The JD (Lafayette Instruments Company, USA) is the most widely cited dynamometer in the literature and it is accepted as the gold standard by which other dynamometers are evaluated. It reads force in both kilograms and pounds, with markings at intervals of 2 kg. According to our calibration procedures, the JD required a minimum of 2 kg to make the manometer move, which may be inappropriate when measuring very weak patients. Accordingly, it has been reported that the measurement error of the JD is greater at lower loadings.[23]

Similar to the WBB test, participants received a set of standard instructions for the procedure followed by a demonstration. They performed 2–3 sub-maximal recordings prior to actual testing. In addition, participants rested their arm on a standard table (height 71 cm) with the JD initially in the right hand followed by the left hand. The hand was positioned with the thumb on one side of the handle, while the other fingers were on the other side (see Fig. 2). The handle was set to position no 2. Similar to the WBB, a total of three measurements per hand were completed and the participants were encouraged to squeeze as long and tight as possible until a plateau had been reached.

Figure 2.

Demonstration of a left hand grip strength measurement by pressing the Jamar handdynamometer


Data are presented as mean ± standard deviation (SD), and all statistical analyses were performed using SPSS (version 22). The dominant and non-dominant hands were analysed separately and measurements were presented as first measurement, mean of two measurements, mean of three measurements and highest value out of three measurements. For reproducibility, the difference between session one and two (for WBB) was tested for normal distribution both statistically (Shapiro-Wilk) and visually (histogram). Further, the difference between each participant's individual score from the mean of the measurements in both sessions was plotted in a simple scatter plot for signs of heteroscedasticity.[24] Paired t test was used to explore systematic bias between sessions. For relative reproducibility, intra-class correlation coefficient (ICC) was calculated with a 95 % confidence intervals[25] using absolute agreement in a two-way mixed model, and the results of a single measurement was reported. The ICCs were interpreted based on the recommended ranges of poor (<0.69), fair (0.70–0.79), good (0.80–0.89), and high (0.90–1.00) for both relative reproducibility and validity.[26] For absolute reproducibility, the standard error of measurement (SEM) and limits of agreement (LOA) was calculated using the SD of the participants difference score between the two session multiplied by and 1.96, respectively.[27] The absolute values were also presented as percentages by dividing SEM and LOA with the mean value of all participants for both sessions.

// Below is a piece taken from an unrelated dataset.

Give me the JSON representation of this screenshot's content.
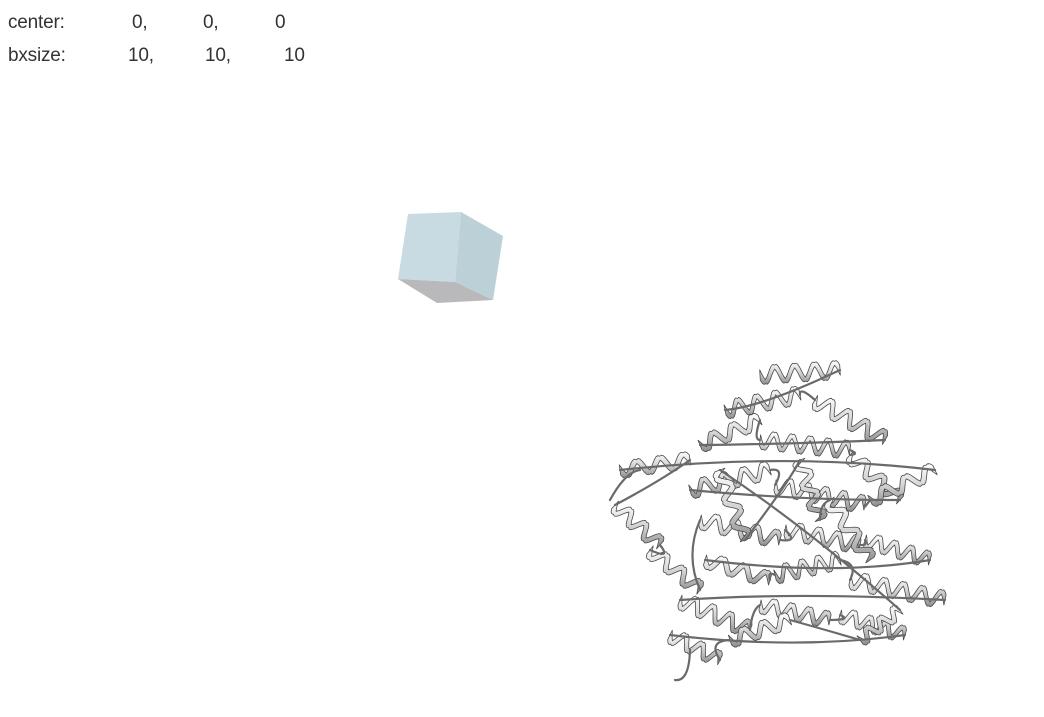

For validity, Pearson's product–moment correlation between WBB and JD from session one were calculated for the first measurement, mean of two measurements, mean of three measurements and highest value of all three measurements. The correlations were interpreted as high (>0.70), moderate (0.50–0.69), low (0.26–0.49), and absent (0.00–0.25).[26] To further support the validity analysis we included a calculation of ICC using a two-way mixed consistency model and reporting results of a single measurement.